Now that H.R. 4310 is now law, whether the administration will abide by the stipulations within the law or seek to avoid them, citing its own constitutional power over diplomatic matters, should soon become apparent. No doubt a sign of the administration’s intention will come soon given ongoing efforts regarding an International Code of Conduct as well as negotiations over the use of TCBMs in the Group of Government Experts.
Regardless of the fact that H.R. 4310 and its provisions, including those surrounding the Code of Conduct, have become law, the President, through his signing statement, makes it clear that the separation of powers battle on a code of conduct is set to continue on the domestic front. Congress, on the other hand, will likewise seek to enforce the provisions of H.R. 4310. Given past experiences between Congress and the White House there is certain to be disagreement. For its part, the task of the White House is more onerous for not only must it negotiate a Code of Conduct at the international level, but also contend with the new requirements set upon it on the home front.
1 Presidential signing statements are written comments issued by a President at the time of signing legislation. Frequently, signing statements only comment on the bill signed, by stating that the legislation is good or meets one or more pressing needs. Signing statements can also contain claims by presidents that they believe part of the legislation interferes with powers enumerated to the Executive Branch only making them unconstitutional, and they intend to ignore those parts or implement them only in ways they believe is constitutional. The use of signing statement is controversial, especially in the second instance.

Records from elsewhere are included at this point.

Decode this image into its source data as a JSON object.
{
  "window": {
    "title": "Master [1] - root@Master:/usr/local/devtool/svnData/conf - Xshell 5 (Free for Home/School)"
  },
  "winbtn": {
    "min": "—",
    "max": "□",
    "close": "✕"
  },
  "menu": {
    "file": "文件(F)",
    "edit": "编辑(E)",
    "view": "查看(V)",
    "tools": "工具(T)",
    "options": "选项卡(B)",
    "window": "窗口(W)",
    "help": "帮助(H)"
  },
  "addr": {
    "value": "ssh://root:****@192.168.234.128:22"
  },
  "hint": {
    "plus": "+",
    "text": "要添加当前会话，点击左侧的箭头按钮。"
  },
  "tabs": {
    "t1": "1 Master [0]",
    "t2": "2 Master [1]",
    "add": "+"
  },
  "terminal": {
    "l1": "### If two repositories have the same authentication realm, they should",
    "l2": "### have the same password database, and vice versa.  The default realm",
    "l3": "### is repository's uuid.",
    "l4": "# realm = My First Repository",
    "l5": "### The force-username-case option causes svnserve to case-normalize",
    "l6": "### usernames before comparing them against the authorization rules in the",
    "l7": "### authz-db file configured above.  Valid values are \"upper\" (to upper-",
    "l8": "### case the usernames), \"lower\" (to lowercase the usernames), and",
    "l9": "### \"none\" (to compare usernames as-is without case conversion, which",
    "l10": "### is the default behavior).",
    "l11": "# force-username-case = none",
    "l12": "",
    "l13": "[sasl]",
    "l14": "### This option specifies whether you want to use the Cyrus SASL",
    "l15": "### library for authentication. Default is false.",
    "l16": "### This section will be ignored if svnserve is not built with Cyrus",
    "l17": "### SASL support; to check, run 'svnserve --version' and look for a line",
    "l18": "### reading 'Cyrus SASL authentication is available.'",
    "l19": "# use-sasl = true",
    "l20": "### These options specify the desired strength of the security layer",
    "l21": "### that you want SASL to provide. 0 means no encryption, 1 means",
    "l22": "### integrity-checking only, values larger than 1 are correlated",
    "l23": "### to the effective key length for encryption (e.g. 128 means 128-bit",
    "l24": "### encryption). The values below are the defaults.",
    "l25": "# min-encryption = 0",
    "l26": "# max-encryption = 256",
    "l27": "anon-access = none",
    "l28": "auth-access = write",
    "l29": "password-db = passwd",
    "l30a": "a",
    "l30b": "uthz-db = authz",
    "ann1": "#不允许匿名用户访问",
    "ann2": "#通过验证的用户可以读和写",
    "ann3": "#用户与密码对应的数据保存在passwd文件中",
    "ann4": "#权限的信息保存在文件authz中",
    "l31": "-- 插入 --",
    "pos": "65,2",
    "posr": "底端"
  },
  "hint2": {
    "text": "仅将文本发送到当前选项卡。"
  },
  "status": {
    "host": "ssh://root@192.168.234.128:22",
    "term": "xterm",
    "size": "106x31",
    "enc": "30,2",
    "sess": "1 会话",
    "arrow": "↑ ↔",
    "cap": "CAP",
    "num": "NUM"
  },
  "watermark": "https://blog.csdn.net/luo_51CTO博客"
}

2 The White House may be relying on a legal opinion requested by the General Counsel of the House Office of Science and Technology from the Department of Justice regarding the Wolf Amendment to the NASA Authorization Act of 2010. The Amendment specifically forbids NASA and the OSTP to expend funds for bilateral collaboration with China in any space-related activities, including the hosting of Chinese nationals. The memorandum is titled Unconstitutional Restrictions on Activities of the Office of Science and Technology Policy in Section 1340(a) of the Department of Defense and Full-Year Continuing Appropriations Act, 2011 and dated September 19, 2011. While the analysis in the memorandum is extensive, the essence of the memorandum is that Congress cannot use the threat of withholding funds to abrogate a constitutional power of the Executive Branch, which in this case is diplomatic powers enumerated exclusively to the President. Notably, the memorandum found that some of the prohibitions in the Wolf Amendment were not diplomatic in nature and therefore the expenditure of funds could be prohibited. Taking this opinion, the implementation of a code of conduct by federal agencies might be considered an act in furtherance of diplomatic activities and therefore any effort to prevent them through the denial of funds might be unconstitutional.
3 TCBMs have been used extensively for the purpose of arms control and specifically in the arena of nuclear weapons. By their nature TCBMs are considered a “top-down” approach to addressing issues. They are not intended to supplant disarmament accords but rather to be a stepping stone to legally enforceable instruments. However, per the National Space Policy the approach by the US in the UN Group of Governmental Experts is to use TCBMs in place of legally-binding treaties. Because they are not legally-binding, the President or any of the agencies under the Executive Branch can enter into negotiations for bi-lateral or multilateral TCBMs without the involvement of Congress. A good example is the Incidents on the High Seas Agreement between the United States and the USSR.